Recombinant Pyrenophora tritici-repentis 3-ketoacyl-CoA reductase offers significant potential for advancing our understanding of wheat tan spot disease mechanisms through multiple research applications. This enzyme's role in fungal fatty acid metabolism provides unique insights into pathogen biology and potential intervention strategies.

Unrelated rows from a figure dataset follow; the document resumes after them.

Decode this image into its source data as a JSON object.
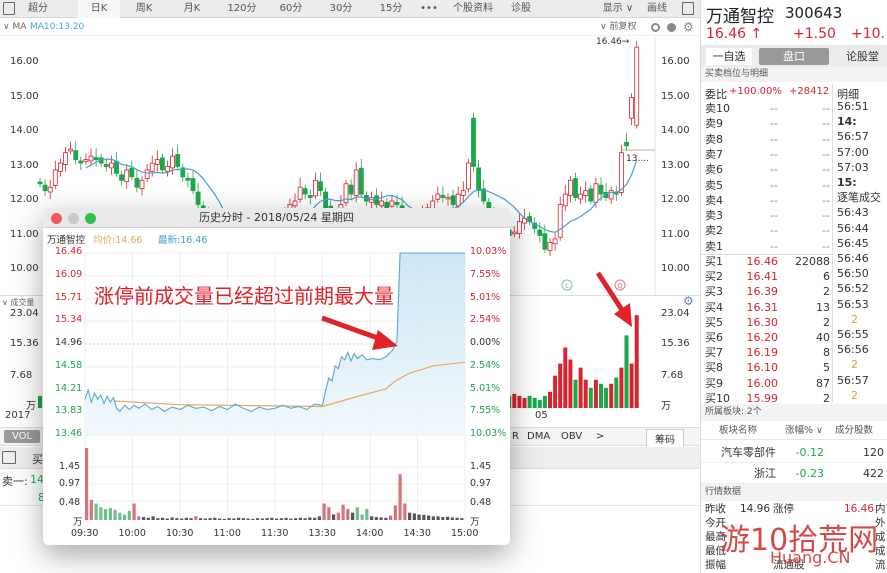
{
  "toolbar": {
    "items": [
      "超分",
      "日K",
      "周K",
      "月K",
      "120分",
      "60分",
      "30分",
      "15分",
      "•••",
      "个股资料",
      "诊股"
    ],
    "selected": "日K",
    "display_label": "显示 ∨",
    "draw_label": "画线"
  },
  "ma_row": {
    "toggle": "∨ MA",
    "ma10": "MA10:13.20",
    "adjust": "∨ 前复权"
  },
  "main_chart": {
    "type": "candlestick",
    "y_ticks": [
      "16.00",
      "15.00",
      "14.00",
      "13.00",
      "12.00",
      "11.00",
      "10.00"
    ],
    "ylim": [
      10,
      16
    ],
    "max_label": "16.46→",
    "last_ma_label": "13....",
    "closes": [
      12.5,
      12.3,
      12.4,
      12.9,
      13.1,
      13.4,
      13.5,
      13.2,
      13.1,
      13.2,
      13.3,
      13.2,
      13.1,
      13.0,
      13.1,
      12.8,
      12.6,
      12.9,
      12.7,
      12.4,
      12.6,
      12.9,
      13.1,
      13.2,
      12.9,
      13.0,
      13.3,
      13.0,
      12.7,
      12.6,
      12.3,
      11.9,
      11.6,
      11.2,
      10.9,
      10.7,
      10.5,
      10.3,
      10.2,
      10.4,
      10.5,
      10.3,
      10.4,
      10.6,
      10.8,
      11.0,
      11.2,
      11.5,
      11.7,
      11.9,
      12.0,
      12.4,
      12.2,
      12.1,
      12.6,
      12.3,
      11.8,
      11.5,
      11.3,
      11.9,
      12.5,
      12.2,
      12.9,
      12.2,
      12.0,
      12.1,
      11.9,
      12.0,
      11.8,
      12.0,
      11.9,
      11.6,
      11.3,
      11.2,
      11.4,
      11.6,
      11.8,
      12.0,
      12.2,
      12.1,
      12.1,
      11.9,
      12.2,
      12.3,
      13.1,
      [
        14.4,
        13.0
      ],
      12.3,
      12.0,
      11.7,
      11.5,
      11.3,
      11.2,
      11.0,
      11.1,
      11.4,
      11.5,
      11.4,
      11.2,
      11.0,
      10.6,
      10.8,
      10.9,
      11.9,
      12.2,
      12.6,
      12.1,
      12.2,
      12.3,
      12.0,
      12.5,
      12.2,
      12.1,
      12.3,
      12.2,
      13.4,
      [
        13.7,
        13.6
      ],
      [
        14.4,
        15.0
      ],
      [
        14.2,
        16.46
      ]
    ],
    "markers": [
      "L",
      "Q"
    ],
    "up_color": "#d9232e",
    "down_color": "#1aa84a",
    "ma_color": "#4a9fd0"
  },
  "volume_panel": {
    "title": "∨ 成交量",
    "y_ticks": [
      "23.04",
      "15.36",
      "7.68",
      "万"
    ],
    "ymax": 23.04,
    "year_label": "2017",
    "month_label": "05",
    "volumes": [
      4,
      3,
      3,
      5,
      6,
      5,
      4,
      3,
      3,
      4,
      4,
      3,
      3,
      3,
      4,
      5,
      4,
      4,
      3,
      4,
      3,
      4,
      4,
      3,
      3,
      3,
      4,
      4,
      3,
      4,
      5,
      6,
      5,
      6,
      5,
      4,
      4,
      3,
      3,
      3,
      4,
      3,
      3,
      3,
      4,
      4,
      5,
      5,
      4,
      4,
      5,
      6,
      4,
      4,
      5,
      4,
      5,
      4,
      4,
      5,
      8,
      5,
      7,
      5,
      4,
      3,
      3,
      3,
      3,
      3,
      3,
      4,
      4,
      3,
      3,
      3,
      3,
      4,
      4,
      3,
      3,
      3,
      4,
      4,
      9,
      12,
      8,
      6,
      5,
      4,
      4,
      3,
      4,
      3,
      3.5,
      3,
      2.5,
      3,
      2.5,
      2,
      3,
      4,
      8,
      11,
      15,
      12,
      7,
      10,
      7,
      5,
      7,
      6,
      5,
      6,
      7.5,
      10,
      18,
      11,
      23
    ],
    "tabs": [
      "VOL",
      "R",
      "DMA",
      "OBV",
      ">"
    ],
    "chips_button": "筹码"
  },
  "order_strip": {
    "buy_label": "买",
    "sell1_label": "卖一:",
    "sell1_value": "14.",
    "row2_value": "8"
  },
  "annotation": {
    "text": "涨停前成交量已经超过前期最大量",
    "color": "#e0222a"
  },
  "popup": {
    "title": "历史分时 - 2018/05/24 星期四",
    "stock": "万通智控",
    "avg_label": "均价:14.66",
    "last_label": "最新:16.46",
    "left_ticks": [
      "16.46",
      "16.09",
      "15.71",
      "15.34",
      "14.96",
      "14.58",
      "14.21",
      "13.83",
      "13.46"
    ],
    "right_ticks": [
      "10.03%",
      "7.55%",
      "5.01%",
      "2.54%",
      "0.00%",
      "2.54%",
      "5.01%",
      "7.55%",
      "10.03%"
    ],
    "vol_ticks": [
      "1.45",
      "0.97",
      "0.48",
      "万"
    ],
    "time_ticks": [
      "09:30",
      "10:00",
      "10:30",
      "11:00",
      "11:30",
      "13:30",
      "14:00",
      "14:30",
      "15:00"
    ],
    "chart_data": {
      "type": "line",
      "x_unit": "minutes since 09:30 (trading time)",
      "ylim": [
        13.46,
        16.46
      ],
      "prev_close": 14.96,
      "price": [
        [
          0,
          14.05
        ],
        [
          2,
          14.2
        ],
        [
          4,
          14.0
        ],
        [
          6,
          14.15
        ],
        [
          8,
          14.05
        ],
        [
          10,
          14.12
        ],
        [
          12,
          13.98
        ],
        [
          14,
          14.1
        ],
        [
          16,
          14.0
        ],
        [
          18,
          14.08
        ],
        [
          20,
          13.9
        ],
        [
          22,
          13.85
        ],
        [
          25,
          13.95
        ],
        [
          28,
          13.88
        ],
        [
          31,
          13.95
        ],
        [
          34,
          13.9
        ],
        [
          38,
          13.97
        ],
        [
          42,
          13.88
        ],
        [
          46,
          13.93
        ],
        [
          50,
          13.85
        ],
        [
          55,
          13.92
        ],
        [
          60,
          13.88
        ],
        [
          65,
          13.95
        ],
        [
          70,
          13.9
        ],
        [
          75,
          13.92
        ],
        [
          80,
          13.86
        ],
        [
          85,
          13.93
        ],
        [
          90,
          13.88
        ],
        [
          95,
          13.97
        ],
        [
          100,
          13.9
        ],
        [
          105,
          13.85
        ],
        [
          110,
          13.92
        ],
        [
          115,
          13.88
        ],
        [
          120,
          13.9
        ],
        [
          125,
          13.95
        ],
        [
          130,
          13.9
        ],
        [
          135,
          13.93
        ],
        [
          140,
          13.88
        ],
        [
          145,
          13.97
        ],
        [
          150,
          13.95
        ],
        [
          152,
          14.2
        ],
        [
          154,
          14.4
        ],
        [
          156,
          14.35
        ],
        [
          158,
          14.6
        ],
        [
          160,
          14.55
        ],
        [
          162,
          14.75
        ],
        [
          164,
          14.7
        ],
        [
          166,
          14.82
        ],
        [
          168,
          14.68
        ],
        [
          170,
          14.8
        ],
        [
          172,
          14.72
        ],
        [
          175,
          14.78
        ],
        [
          178,
          14.7
        ],
        [
          182,
          14.72
        ],
        [
          186,
          14.7
        ],
        [
          190,
          14.75
        ],
        [
          194,
          14.85
        ],
        [
          197,
          15.0
        ],
        [
          199,
          16.46
        ],
        [
          240,
          16.46
        ]
      ],
      "avg": [
        [
          18,
          14.02
        ],
        [
          60,
          13.96
        ],
        [
          150,
          13.93
        ],
        [
          170,
          14.08
        ],
        [
          190,
          14.22
        ],
        [
          196,
          14.35
        ],
        [
          205,
          14.48
        ],
        [
          220,
          14.6
        ],
        [
          240,
          14.66
        ]
      ],
      "volume": [
        2.0,
        0.55,
        0.45,
        0.35,
        0.3,
        0.33,
        0.28,
        0.2,
        0.15,
        0.25,
        0.45,
        0.1,
        0.08,
        0.06,
        0.1,
        0.05,
        0.06,
        0.04,
        0.07,
        0.05,
        0.04,
        0.06,
        0.05,
        0.1,
        0.05,
        0.04,
        0.05,
        0.06,
        0.04,
        0.03,
        0.05,
        0.04,
        0.06,
        0.05,
        0.04,
        0.03,
        0.05,
        0.04,
        0.05,
        0.06,
        0.04,
        0.05,
        0.06,
        0.04,
        0.05,
        0.06,
        0.05,
        0.07,
        0.06,
        0.1,
        0.45,
        0.35,
        0.15,
        0.2,
        0.42,
        0.3,
        0.2,
        0.35,
        0.15,
        0.3,
        0.1,
        0.08,
        0.07,
        0.06,
        0.12,
        0.4,
        1.25,
        0.45,
        0.2,
        0.18,
        0.15,
        0.14,
        0.12,
        0.1,
        0.1,
        0.08,
        0.09,
        0.07,
        0.06,
        0.05
      ],
      "volume_colors": "rrggggggggrrkkkkkkkkkkkrkkkkkkkkkkkkkkkkkkkkkkkkkkrrkrrrkgggkkkkrrrrkkkkkkkkkkkk",
      "line_color": "#5aa9cc",
      "avg_color": "#e3a85b"
    }
  },
  "right": {
    "name": "万通智控",
    "code": "300643",
    "price": "16.46 ↑",
    "change": "+1.50",
    "change_pct": "+10.",
    "tabs": [
      "一自选",
      "盘口",
      "论股堂"
    ],
    "section1": "买卖档位与明细",
    "ratio_label": "委比",
    "ratio_pct": "+100.00%",
    "ratio_diff": "+28412",
    "detail_label": "明细",
    "asks": [
      {
        "label": "卖10",
        "price": "--",
        "vol": "--"
      },
      {
        "label": "卖9",
        "price": "--",
        "vol": "--"
      },
      {
        "label": "卖8",
        "price": "--",
        "vol": "--"
      },
      {
        "label": "卖7",
        "price": "--",
        "vol": "--"
      },
      {
        "label": "卖6",
        "price": "--",
        "vol": "--"
      },
      {
        "label": "卖5",
        "price": "--",
        "vol": "--"
      },
      {
        "label": "卖4",
        "price": "--",
        "vol": "--"
      },
      {
        "label": "卖3",
        "price": "--",
        "vol": "--"
      },
      {
        "label": "卖2",
        "price": "--",
        "vol": "--"
      },
      {
        "label": "卖1",
        "price": "--",
        "vol": "--"
      }
    ],
    "bids": [
      {
        "label": "买1",
        "price": "16.46",
        "vol": "22088"
      },
      {
        "label": "买2",
        "price": "16.41",
        "vol": "6"
      },
      {
        "label": "买3",
        "price": "16.39",
        "vol": "2"
      },
      {
        "label": "买4",
        "price": "16.31",
        "vol": "13"
      },
      {
        "label": "买5",
        "price": "16.30",
        "vol": "2"
      },
      {
        "label": "买6",
        "price": "16.20",
        "vol": "40"
      },
      {
        "label": "买7",
        "price": "16.19",
        "vol": "8"
      },
      {
        "label": "买8",
        "price": "16.10",
        "vol": "5"
      },
      {
        "label": "买9",
        "price": "16.00",
        "vol": "87"
      },
      {
        "label": "买10",
        "price": "15.99",
        "vol": "2"
      }
    ],
    "details": [
      "56:51",
      "14:",
      "56:57",
      "57:00",
      "57:03",
      "15:",
      "逐笔成交",
      "56:43",
      "56:44",
      "56:45",
      "56:46",
      "56:50",
      "56:52",
      "56:53",
      "2",
      "56:55",
      "56:56",
      "2",
      "56:57",
      "2"
    ],
    "sector_title": "所属板块: 2个",
    "sector_headers": [
      "板块名称",
      "涨幅% ∨",
      "成分股数"
    ],
    "sectors": [
      {
        "name": "汽车零部件",
        "pct": "-0.12",
        "count": "120"
      },
      {
        "name": "浙江",
        "pct": "-0.23",
        "count": "422"
      }
    ],
    "quote_title": "行情数据",
    "quotes": [
      {
        "a": "昨收",
        "b": "14.96",
        "c": "涨停",
        "d": "16.46",
        "e": "内"
      },
      {
        "a": "今开",
        "b": "",
        "c": "",
        "d": "",
        "e": "外"
      },
      {
        "a": "最高",
        "b": "",
        "c": "",
        "d": "",
        "e": "成"
      },
      {
        "a": "最低",
        "b": "",
        "c": "",
        "d": "",
        "e": "成"
      },
      {
        "a": "振幅",
        "b": "",
        "c": "流通股",
        "d": "",
        "e": "流"
      }
    ]
  },
  "watermark": {
    "text": "游10拾荒网",
    "sub": "Huang.CN"
  }
}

• Metabolic pathway analysis in pathogenesis: As 3-ketoacyl-CoA reductase (KAR) plays a central role in fatty acid biosynthesis, studying its activity can reveal how P. tritici-repentis modulates its lipid metabolism during different stages of infection. Specific research applications include:

  • Comparing enzyme activity and expression levels between saprophytic growth and plant infection phases

  • Tracing carbon flux through fatty acid biosynthesis pathways during host colonization

  • Determining if specialized lipid structures required for appressorium formation and penetration depend on this enzyme

• Gene knockout/knockdown studies: Using CRISPR-Cas9 or RNAi techniques to disrupt or downregulate PTRG_11203 expression, researchers can evaluate:

  • Effects on fungal growth, morphology, and cell wall integrity

  • Impact on virulence and pathogenicity in wheat infection assays

  • Potential metabolic bottlenecks or compensatory pathways activated in response

• Inhibitor development and screening: The recombinant enzyme serves as an excellent target for developing specific inhibitors that could lead to novel fungicides:

  • High-throughput screening of chemical libraries against purified recombinant enzyme

  • Structure-based drug design utilizing the enzyme's structural model

  • Validation of hit compounds in whole-cell fungal assays and plant infection models

• Comparative genomics across isolates: The high genome plasticity observed in P. tritici-repentis (with 29 different karyotypes identified among 47 isolates) suggests potential genetic diversity in metabolic enzymes. The recombinant enzyme enables:

  • Sequence and activity comparisons among different races and isolates

  • Correlation of enzyme variants with virulence phenotypes

  • Identification of selective pressures acting on this metabolic pathway

• Biomarker development: The enzyme or its metabolic products could serve as biomarkers for:

  • Early detection of tan spot infection in wheat

  • Monitoring fungicide resistance development

  • Distinguishing P. tritici-repentis from other wheat pathogens in mixed infections

• Systems biology integration: Incorporating knowledge about 3-ketoacyl-CoA reductase into broader metabolic networks provides:

  • Comprehensive mapping of lipid metabolism during infection

  • Integration with transcriptomic and proteomic data to understand regulatory networks

  • Predictive models of fungal adaptation to environmental stresses and host defenses

• Host-pathogen interaction studies: The enzyme's products may directly or indirectly influence host responses:

  Research Question	Experimental Approach	Expected Outcome
  Do fungal lipids derived from this pathway act as PAMPs?	Treat wheat cells with purified lipids, measure defense responses	Identification of novel pathogen recognition mechanisms
  Can wheat produce inhibitors of fungal KAR?	Screen wheat metabolites for enzyme inhibition	Discovery of natural defense compounds
  Does the enzyme contribute to effector production/delivery?	Compare effector secretion in wildtype vs. KAR mutants	Understanding of effector biology

These diverse research applications demonstrate how Recombinant Pyrenophora tritici-repentis 3-ketoacyl-CoA reductase serves as both a valuable research tool and a potential target for intervention strategies aimed at controlling wheat tan spot disease. By integrating molecular, biochemical, and systems approaches, researchers can leverage this enzyme to develop more effective and sustainable management strategies for this economically important wheat disease.